16 responses to Xcode Unit Testing: The Pros & Cons of Xcode 4

  1. Hey Jon,
    For xcodebuild you should be able to use the -target footarget argument to build your unit test target.

    • That builds the unit test target, but doesn’t run the tests. Try it, and you’ll see the following:
      RunPlatformUnitTests:95: warning: Skipping tests; the iPhoneSimulator platform does not currently support application-hosted tests (TEST_HOST set).
      I just tried the technique of hacking that script, and it worked quite well!
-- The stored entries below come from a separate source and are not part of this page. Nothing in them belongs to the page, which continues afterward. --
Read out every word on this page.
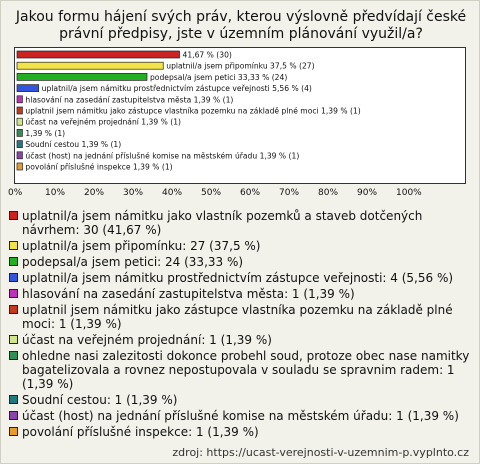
Jakou formu hájení svých práv, kterou výslovně předvídají české právní předpisy, jste v územním plánování využil/a?
41,67 % (30)
uplatnil/a jsem připomínku 37,5 % (27)
podepsal/a jsem petici 33,33 % (24)
uplatnil/a jsem námitku prostřednictvím zástupce veřejnosti 5,56 % (4)
hlasování na zasedání zastupitelstva města 1,39 % (1)
uplatnil jsem námitku jako zástupce vlastníka pozemku na základě plné moci 1,39 % (1)
účast na veřejném projednání 1,39 % (1)
1,39 % (1)
Soudní cestou 1,39 % (1)
účast (host) na jednání příslušné komise na městském úřadu 1,39 % (1)
povolání příslušné inspekce 1,39 % (1)
0%	10% 20% 30% 40% 50% 60% 70% 80% 90% 100%
uplatnil/a jsem námitku jako vlastník pozemků a staveb dotčených návrhem: 30 (41,67 %)
uplatnil/a jsem připomínku: 27 (37,5 %)
podepsal/a jsem petici: 24 (33,33 %)
uplatnil/a jsem námitku prostřednictvím zástupce veřejnosti: 4 (5,56 %)
hlasování na zasedání zastupitelstva města: 1 (1,39 %)
uplatnil jsem námitku jako zástupce vlastníka pozemku na základě plné moci: 1 (1,39 %)
účast na veřejném projednání: 1 (1,39 %)
ohledne nasi zalezitosti dokonce probehl soud, protoze obec nase namitky bagatelizovala a rovnez nepostupovala v souladu se spravnim radem: 1 (1,39 %)
Soudní cestou: 1 (1,39 %)
účast (host) na jednání příslušné komise na městském úřadu: 1 (1,39 %)
povolání příslušné inspekce: 1 (1,39 %)
zdroj: https://ucast-verejnosti-v-uzemnim-p.vyplnto.cz
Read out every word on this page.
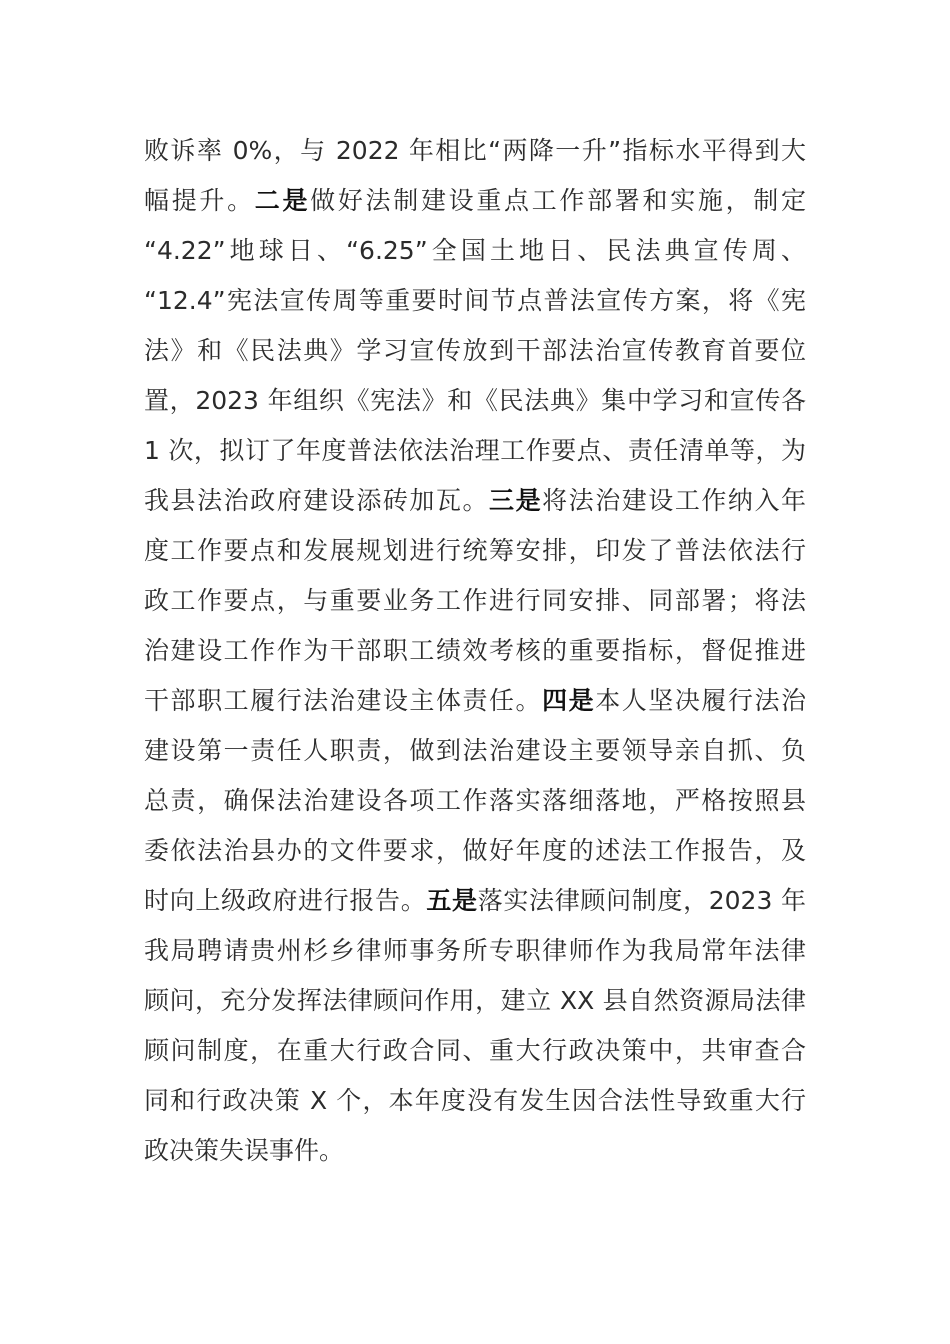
败诉率 0%，与 2022 年相比“两降一升”指标水平得到大
幅提升。二是做好法制建设重点工作部署和实施，制定
“4.22”地球日、“6.25”全国土地日、民法典宣传周、
“12.4”宪法宣传周等重要时间节点普法宣传方案，将《宪
法》和《民法典》学习宣传放到干部法治宣传教育首要位
置，2023 年组织《宪法》和《民法典》集中学习和宣传各
1 次，拟订了年度普法依法治理工作要点、责任清单等，为
我县法治政府建设添砖加瓦。三是将法治建设工作纳入年
度工作要点和发展规划进行统筹安排，印发了普法依法行
政工作要点，与重要业务工作进行同安排、同部署；将法
治建设工作作为干部职工绩效考核的重要指标，督促推进
干部职工履行法治建设主体责任。四是本人坚决履行法治
建设第一责任人职责，做到法治建设主要领导亲自抓、负
总责，确保法治建设各项工作落实落细落地，严格按照县
委依法治县办的文件要求，做好年度的述法工作报告，及
时向上级政府进行报告。五是落实法律顾问制度，2023 年
我局聘请贵州杉乡律师事务所专职律师作为我局常年法律
顾问，充分发挥法律顾问作用，建立 XX 县自然资源局法律
顾问制度，在重大行政合同、重大行政决策中，共审查合
同和行政决策 X 个，本年度没有发生因合法性导致重大行
政决策失误事件。
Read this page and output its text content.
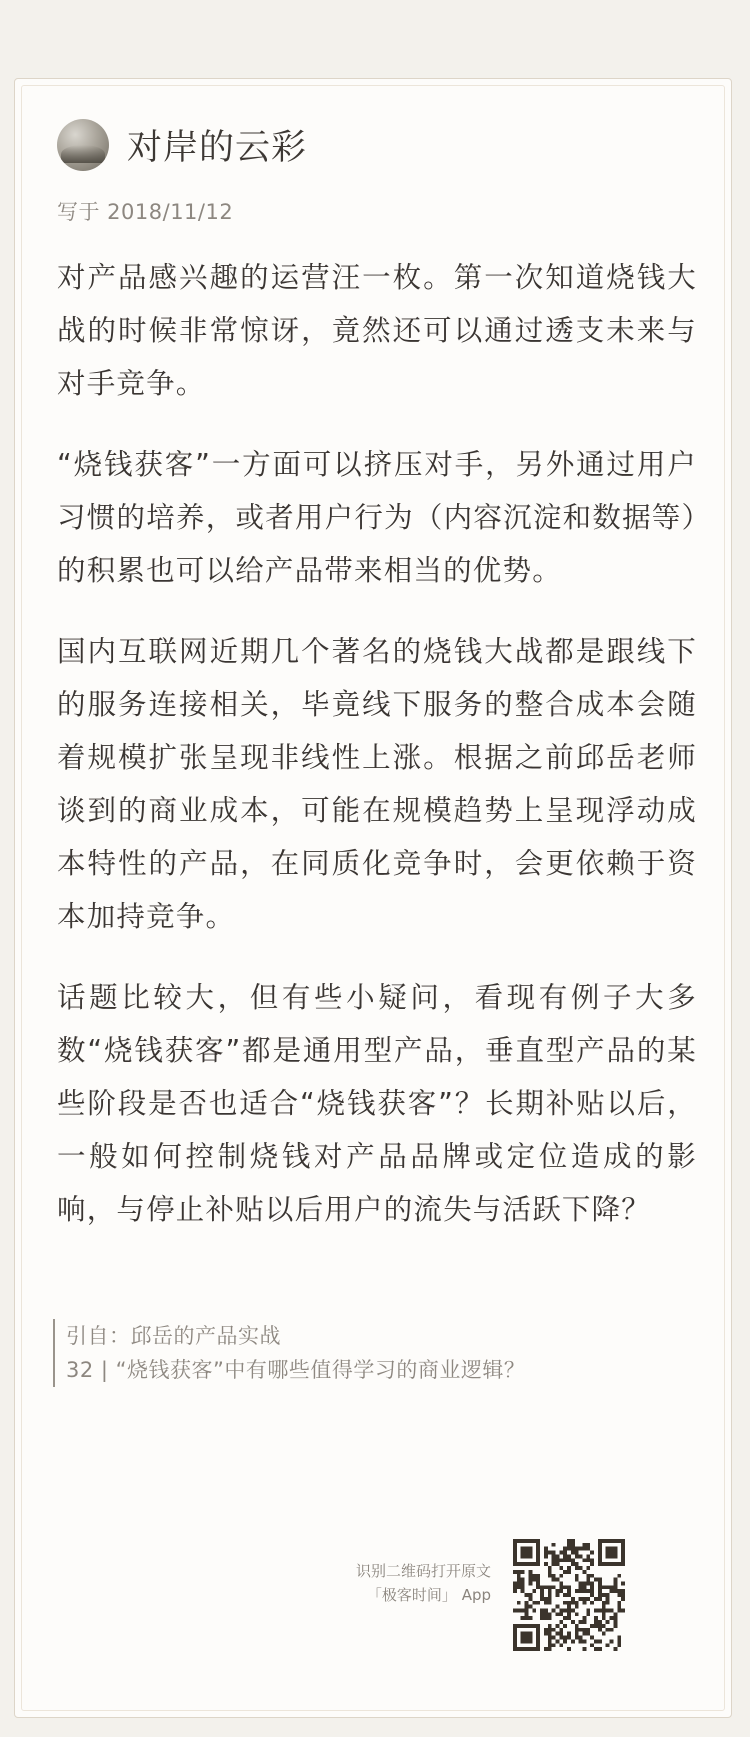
对岸的云彩
写于 2018/11/12

对产品感兴趣的运营汪一枚。第一次知道烧钱大战的时候非常惊讶，竟然还可以通过透支未来与对手竞争。

“烧钱获客”一方面可以挤压对手，另外通过用户习惯的培养，或者用户行为（内容沉淀和数据等）的积累也可以给产品带来相当的优势。

国内互联网近期几个著名的烧钱大战都是跟线下的服务连接相关，毕竟线下服务的整合成本会随着规模扩张呈现非线性上涨。根据之前邱岳老师谈到的商业成本，可能在规模趋势上呈现浮动成本特性的产品，在同质化竞争时，会更依赖于资本加持竞争。

话题比较大，但有些小疑问，看现有例子大多数“烧钱获客”都是通用型产品，垂直型产品的某些阶段是否也适合“烧钱获客”？长期补贴以后，一般如何控制烧钱对产品品牌或定位造成的影响，与停止补贴以后用户的流失与活跃下降？

引自：邱岳的产品实战
32 | “烧钱获客”中有哪些值得学习的商业逻辑？
识别二维码打开原文
「极客时间」 App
The only failures I had were in testing whether something was first responder, which was already skirting the edge of possibility.

      • Ah. I only have “logic” tests in my set of SenTests so I don’t run into that issue, but then I have a very jury-rigged set up where my logic tests are SenTests while my UI tests are Google Toolbox tests. This is of course very suboptimal because it is difficult to run them often. I have a script that runs both sets of tests, but that’s not such a good setup.
        The fact that you get that message about the iPhoneSimulator shows that support is still immature.

  2. Hey Jon, nice write up. Just an FYI code coverage does exist for LLVM. Check out:
    http://code.google.com/p/coverstory/wiki/UsingCoverstory
    To see how to set it up (note this is with 4.2).

    • That’s great news, Dave — thanks!
      I’ve been using lcov, but can see ways in which CoverStory might complement it, or be more suitable for some people. That’ll be for another post…

  3. Good article. I am fresh men, try it at first.

  4. Hi John,

    You mentioned that there’s no need to distinguish between ‘application’ and ‘logic’ tests any more, but there’s still a difference in how tests are run depending on the bundle loader and test host settings. How do you run your tests?

    Thanks

  5. Hi Jon,

    I have read back and forth about application vs logic tests. I have so far had success running kiwi specs from the terminal by adding TEST_HOST=” to my build script. Do you know of or have you ever encountered any troubles with this approach?